1.   In return for the consideration described in Paragraph 1 of the Separation Agreement between Employee and the Company, a payment to which Employee is not otherwise entitled, Employee, individually and on behalf of his successors, heirs and assigns, hereby irrevocably and unconditionally RELEASES, WAIVES, and DISCHARGES the Company, its predecessors, successors and any affiliated and subsidiary companies, corporations, partnerships or other business enterprises, and their respective officers, directors, stockholders, owners, supervisors, managers, partners, employees and agents (“Releasees”), from any and all claims, demands, actions and liabilities whatsoever, whether known or unknown, suspected or unsuspected, that Employee may have or claim to have in any way relating to or arising out of any event or act of omission or commission occurring on or before the date of Employee’s execution of this Waiver and Release, including but not limited to:

  Claims arising under federal, state, or local laws prohibiting age, sex, race, national origin, handicap, religion, retaliation, or any other form of discrimination, including but not limited to claims under the Age Discrimination in Employment Act, as amended, 29. U.S.C. 621 et seq.; Title VII of the 1964 Civil Rights Act, as amended 42 U.S.C. 2000e et seq.; the 1866 Civil Rights Act, 42 U.S.C. 1981; the Americans with Disabilities Act; the Rehabilitation Act of 1973; Executive Order 11246, Minnesota Human Rights Act, and the Colorado Anti-Discrimination Act of 1957, as amended C.R.S. 24-34-301 et seq.;
 
  Claims arising under the Fair Labor Standards Act or the National Labor Relations Act;
 
  Intentional infliction of emotional distress (outrageous conduct) and other tort claims;
 
  Worker Adjustment and Retraining Notification Act 29 U.S.C. 2101 et seq.;
 
  Breach of contract claims;
 
  Promissory estoppel claims;

 


 

  Retaliatory discharge claims;
 
  Wrongful discharge claims; and
 
  Other legal and equitable claims regarding Employee’s employment with the Company or the termination of said employment.

The only exceptions to this paragraph and to paragraph 2 are claims for workers’ compensation and unemployment compensation claims, if any, to the extent required by law.

2.   Employee hereby represents that Employee has not filed a complaint or charge with any local, state or federal agency or court against any Releasee or, in the event that the Employee has filed such a complaint or charge, Employee hereby acknowledgers that Employee may not pursue remedies or sanctions on Employee’s behalf.

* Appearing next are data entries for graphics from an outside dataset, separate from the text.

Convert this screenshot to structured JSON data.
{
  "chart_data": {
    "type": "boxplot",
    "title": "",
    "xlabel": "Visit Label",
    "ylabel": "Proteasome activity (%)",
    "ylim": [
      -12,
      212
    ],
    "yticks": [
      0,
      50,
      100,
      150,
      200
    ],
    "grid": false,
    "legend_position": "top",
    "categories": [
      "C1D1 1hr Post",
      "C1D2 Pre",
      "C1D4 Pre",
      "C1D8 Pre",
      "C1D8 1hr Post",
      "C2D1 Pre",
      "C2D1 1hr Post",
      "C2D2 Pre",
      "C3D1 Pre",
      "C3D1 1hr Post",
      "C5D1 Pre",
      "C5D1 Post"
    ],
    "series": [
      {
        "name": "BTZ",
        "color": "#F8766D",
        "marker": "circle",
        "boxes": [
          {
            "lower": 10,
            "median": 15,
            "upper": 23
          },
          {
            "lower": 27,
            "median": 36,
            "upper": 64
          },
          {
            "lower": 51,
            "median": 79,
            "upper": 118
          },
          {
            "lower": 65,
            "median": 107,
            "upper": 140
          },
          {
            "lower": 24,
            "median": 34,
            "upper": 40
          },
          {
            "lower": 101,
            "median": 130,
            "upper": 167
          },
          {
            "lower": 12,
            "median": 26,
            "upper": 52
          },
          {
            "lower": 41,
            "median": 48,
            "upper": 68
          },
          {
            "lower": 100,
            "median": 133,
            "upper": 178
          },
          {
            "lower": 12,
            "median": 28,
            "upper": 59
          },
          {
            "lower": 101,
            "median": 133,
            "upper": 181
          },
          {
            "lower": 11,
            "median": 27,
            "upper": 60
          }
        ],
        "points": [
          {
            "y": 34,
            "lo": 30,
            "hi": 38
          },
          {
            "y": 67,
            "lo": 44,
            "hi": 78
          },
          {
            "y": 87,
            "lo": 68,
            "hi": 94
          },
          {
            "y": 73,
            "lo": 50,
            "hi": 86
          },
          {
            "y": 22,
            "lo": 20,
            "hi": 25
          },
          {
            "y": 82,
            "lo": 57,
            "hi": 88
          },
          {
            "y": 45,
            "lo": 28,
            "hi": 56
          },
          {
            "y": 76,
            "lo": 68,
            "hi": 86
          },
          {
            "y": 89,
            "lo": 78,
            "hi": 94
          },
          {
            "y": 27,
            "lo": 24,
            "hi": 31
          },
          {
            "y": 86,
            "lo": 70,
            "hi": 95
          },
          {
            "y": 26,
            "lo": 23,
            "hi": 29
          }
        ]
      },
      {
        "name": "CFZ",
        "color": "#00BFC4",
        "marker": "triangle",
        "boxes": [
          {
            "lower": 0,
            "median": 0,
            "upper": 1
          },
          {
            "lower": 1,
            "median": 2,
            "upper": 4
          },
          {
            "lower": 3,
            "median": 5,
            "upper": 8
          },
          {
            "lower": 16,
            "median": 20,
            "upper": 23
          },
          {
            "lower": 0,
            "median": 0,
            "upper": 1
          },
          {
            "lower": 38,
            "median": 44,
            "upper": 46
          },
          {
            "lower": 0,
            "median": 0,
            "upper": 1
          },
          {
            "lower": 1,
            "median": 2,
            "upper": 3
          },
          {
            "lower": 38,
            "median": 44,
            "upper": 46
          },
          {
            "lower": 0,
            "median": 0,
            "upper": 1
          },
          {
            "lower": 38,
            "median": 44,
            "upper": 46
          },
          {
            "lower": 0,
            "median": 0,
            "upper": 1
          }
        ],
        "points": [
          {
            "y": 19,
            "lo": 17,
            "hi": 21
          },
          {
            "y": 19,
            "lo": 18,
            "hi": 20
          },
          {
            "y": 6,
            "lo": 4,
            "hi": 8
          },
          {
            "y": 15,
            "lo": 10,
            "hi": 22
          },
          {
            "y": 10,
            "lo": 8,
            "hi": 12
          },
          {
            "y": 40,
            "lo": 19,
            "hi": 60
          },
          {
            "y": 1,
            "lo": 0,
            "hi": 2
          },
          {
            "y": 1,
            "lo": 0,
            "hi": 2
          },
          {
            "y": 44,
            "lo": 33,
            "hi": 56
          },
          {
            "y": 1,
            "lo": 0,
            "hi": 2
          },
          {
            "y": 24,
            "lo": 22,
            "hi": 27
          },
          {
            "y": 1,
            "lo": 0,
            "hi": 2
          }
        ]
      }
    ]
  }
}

Employee agrees that, if any such agency or court assumes jurisdiction of any complaint or charge on behalf of Employee against any Releasee, Employee will instruct such agency or court to pursue no remedies or sanctions on Employee’s behalf.
 
3.   In the event that Employee breaches this Waiver and Release, Employee agrees to pay the Company’s expenses cause by such breach, including the Company’s attorneys’ fees and costs.
 
4.   Employee acknowledges that Employee has been advised in writing by the Company that Employee should consult with an attorney prior to executing this Waiver and Release. Employee further acknowledges that Employee has been given a period of twenty-one (21) days within which to consider this Waiver and Release.